17.08.2013 г.

ОПК, ДНК и другие

Интервью  с директором Института религиозной педагогики Ф.Н. Козыревым

Ф.Н. КозыревЗакончился первый учебный год, начиная с которого предмет «Основы религиозных культур и светской этики» (ранее - Основы духовно-нравственной культуры народов России) был включён Министерством образования и науки Российской Федерации в школьную программу 4-5-х классов в качестве федерального компонента во всех регионах. Предмет включает шесть модулей («Основы православной культуры», «Основы исламской культуры», «Основы буддийской культуры», «Основы иудейской культуры», «Основы мировых религиозных культур», «Основы светской этики»), из которых ученики или их родители (законные представители) выбирают для изучения один. Мы попросили одного из авторов новых образовательных инициатив Федора Николаевича Козырева прокомментировать опыт введения этого предмета в контексте мирового опыта педагогики.

* * *

Фёдор Николаевич, религиозная педагогика обращается к неким универсальным надконфессиональным религиозным потребностям каждого человека. Но христиане хотят вырастить христиан, мусульмане - мусульман, секулярному обществу религия не нужна в принципе. На кого тогда рассчитан этот курс?

Я бы хотел начать с секулярного общества. Есть статистика, согласно которой в Европе порядка 50-70 процентов верующих людей. Здесь не надо смешивать религиозность человека и посещение церкви. Посещение церкви на Западе действительно резко упало. А там была очень развита дисциплина посещения храма раз в неделю и регулярное причастие. Сейчас специалисты говорят о трансформации религиозных форм, о приватизации религиозной жизни, которую в целом нельзя трактовать как рост безрелигиозности. Поэтому если половина всего населения в Европе делает такую «странную» вещь, как исповедует некие вероучения, то это уже представляет интерес для всех. И неверующая часть должна знать, что же такое там происходит, во что они на самом деле верят.

То есть курс «Духовно-нравственная культура» рассчитан на неверующих?
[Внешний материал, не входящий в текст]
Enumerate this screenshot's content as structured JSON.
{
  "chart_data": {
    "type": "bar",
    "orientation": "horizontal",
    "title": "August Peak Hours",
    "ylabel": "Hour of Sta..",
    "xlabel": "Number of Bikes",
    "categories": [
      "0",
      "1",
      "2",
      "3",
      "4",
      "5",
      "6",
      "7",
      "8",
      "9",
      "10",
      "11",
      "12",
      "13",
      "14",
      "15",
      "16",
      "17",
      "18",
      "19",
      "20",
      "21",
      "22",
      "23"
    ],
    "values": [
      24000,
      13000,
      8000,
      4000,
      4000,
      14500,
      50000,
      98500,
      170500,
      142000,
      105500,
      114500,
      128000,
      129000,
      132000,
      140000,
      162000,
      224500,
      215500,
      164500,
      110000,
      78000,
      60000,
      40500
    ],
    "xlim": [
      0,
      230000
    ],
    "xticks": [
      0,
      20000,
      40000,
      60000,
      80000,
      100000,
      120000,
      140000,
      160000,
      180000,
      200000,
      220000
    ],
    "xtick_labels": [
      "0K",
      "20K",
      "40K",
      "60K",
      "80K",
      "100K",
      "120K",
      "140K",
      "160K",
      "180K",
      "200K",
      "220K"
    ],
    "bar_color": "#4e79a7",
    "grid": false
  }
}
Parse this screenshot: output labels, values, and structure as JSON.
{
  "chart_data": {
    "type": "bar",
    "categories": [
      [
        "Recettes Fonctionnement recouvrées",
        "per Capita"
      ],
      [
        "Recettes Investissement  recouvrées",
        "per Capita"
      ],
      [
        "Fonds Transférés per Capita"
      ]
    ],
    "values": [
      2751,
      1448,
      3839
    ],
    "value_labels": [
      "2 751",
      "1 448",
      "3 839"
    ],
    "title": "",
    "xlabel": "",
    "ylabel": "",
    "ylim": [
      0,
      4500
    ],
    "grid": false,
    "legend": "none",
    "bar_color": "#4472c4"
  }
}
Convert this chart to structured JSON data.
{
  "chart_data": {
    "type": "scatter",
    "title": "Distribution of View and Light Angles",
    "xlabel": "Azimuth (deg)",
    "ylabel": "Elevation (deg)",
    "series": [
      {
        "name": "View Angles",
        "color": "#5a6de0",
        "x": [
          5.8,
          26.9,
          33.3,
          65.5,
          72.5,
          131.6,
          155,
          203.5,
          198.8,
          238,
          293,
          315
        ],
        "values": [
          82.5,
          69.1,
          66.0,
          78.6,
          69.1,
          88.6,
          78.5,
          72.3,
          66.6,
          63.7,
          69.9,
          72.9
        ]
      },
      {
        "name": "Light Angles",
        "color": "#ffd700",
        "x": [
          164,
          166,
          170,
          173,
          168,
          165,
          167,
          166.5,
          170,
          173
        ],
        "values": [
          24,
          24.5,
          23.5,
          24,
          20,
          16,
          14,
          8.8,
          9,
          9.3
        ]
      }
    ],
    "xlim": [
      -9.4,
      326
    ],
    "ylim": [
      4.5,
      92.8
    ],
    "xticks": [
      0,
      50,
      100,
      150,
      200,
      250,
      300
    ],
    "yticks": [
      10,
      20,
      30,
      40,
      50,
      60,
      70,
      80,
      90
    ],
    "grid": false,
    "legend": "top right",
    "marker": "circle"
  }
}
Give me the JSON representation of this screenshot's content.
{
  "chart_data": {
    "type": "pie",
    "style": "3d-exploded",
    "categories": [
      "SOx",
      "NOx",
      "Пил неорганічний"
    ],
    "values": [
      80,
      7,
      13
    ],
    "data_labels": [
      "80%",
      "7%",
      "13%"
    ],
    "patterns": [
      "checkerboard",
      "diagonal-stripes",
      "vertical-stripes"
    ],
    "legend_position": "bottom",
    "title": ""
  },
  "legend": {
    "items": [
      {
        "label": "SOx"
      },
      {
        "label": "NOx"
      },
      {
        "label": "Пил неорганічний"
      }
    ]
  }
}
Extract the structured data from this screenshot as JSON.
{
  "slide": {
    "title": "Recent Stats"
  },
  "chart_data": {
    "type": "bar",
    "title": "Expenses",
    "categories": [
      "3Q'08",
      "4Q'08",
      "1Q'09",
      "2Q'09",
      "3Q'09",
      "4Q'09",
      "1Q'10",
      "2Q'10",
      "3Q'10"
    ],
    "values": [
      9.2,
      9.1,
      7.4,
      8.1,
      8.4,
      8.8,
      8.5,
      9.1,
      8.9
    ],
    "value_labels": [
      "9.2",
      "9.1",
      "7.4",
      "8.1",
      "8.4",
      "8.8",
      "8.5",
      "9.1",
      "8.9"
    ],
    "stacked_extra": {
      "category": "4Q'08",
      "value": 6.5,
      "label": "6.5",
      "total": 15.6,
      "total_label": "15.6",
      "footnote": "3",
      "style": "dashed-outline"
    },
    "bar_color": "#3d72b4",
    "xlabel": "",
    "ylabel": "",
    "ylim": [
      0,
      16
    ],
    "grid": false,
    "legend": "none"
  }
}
Он и для тех, и для других. Знаете, есть классические определения, что такое школьное образование. Поль Херст, представитель крупнейшей в ХХ веке англо-американской аналитической школы философии образования, говорил, что в содержание образования должны входить дисциплины, которые раскрывают все формы мышления. Одна форма мышления присуща человеку, когда он работает в сфере естественных наук, другая - гуманитарию, третья - человеку искусства, четвёртая даёт о себе знать в вопросах веры. И ребёнок должен, как говорил Поль Херст, пройти инициацию, войти в некоторый строй мысли. То есть школа должна приоткрывать учащимся разные двери. Представлять, что религия - это что-то совершенно неважное для человечества, - полная дикость. Поэтому в абсолютном большинстве стран религия так или иначе входит в состав школьного образования. Именно потому, что это особенная форма мышления, а также культурный и социально транслируемый социальный опыт. Если мы придерживаемся этой точки зрения, то убирать религию из школы можно только по каким-то не педагогическим соображениям. К сожалению, когда в СССР религию убрали из школы, советские руководители брали в расчёт вовсе не педагогические, а идеологические соображения. Это касается не только России, но и Мексики, и Франции, которая до последнего времени удерживала линию на строгую секуляризацию, что привело к необратимым последствиям для французской культуры, о чём было сказано в докладе 2002 года, составленном для Министерства образования учёным Режи Дебре. Дебре говорил, что французские дети потеряли символические коды, необходимые для того чтобы прочитывать культуру.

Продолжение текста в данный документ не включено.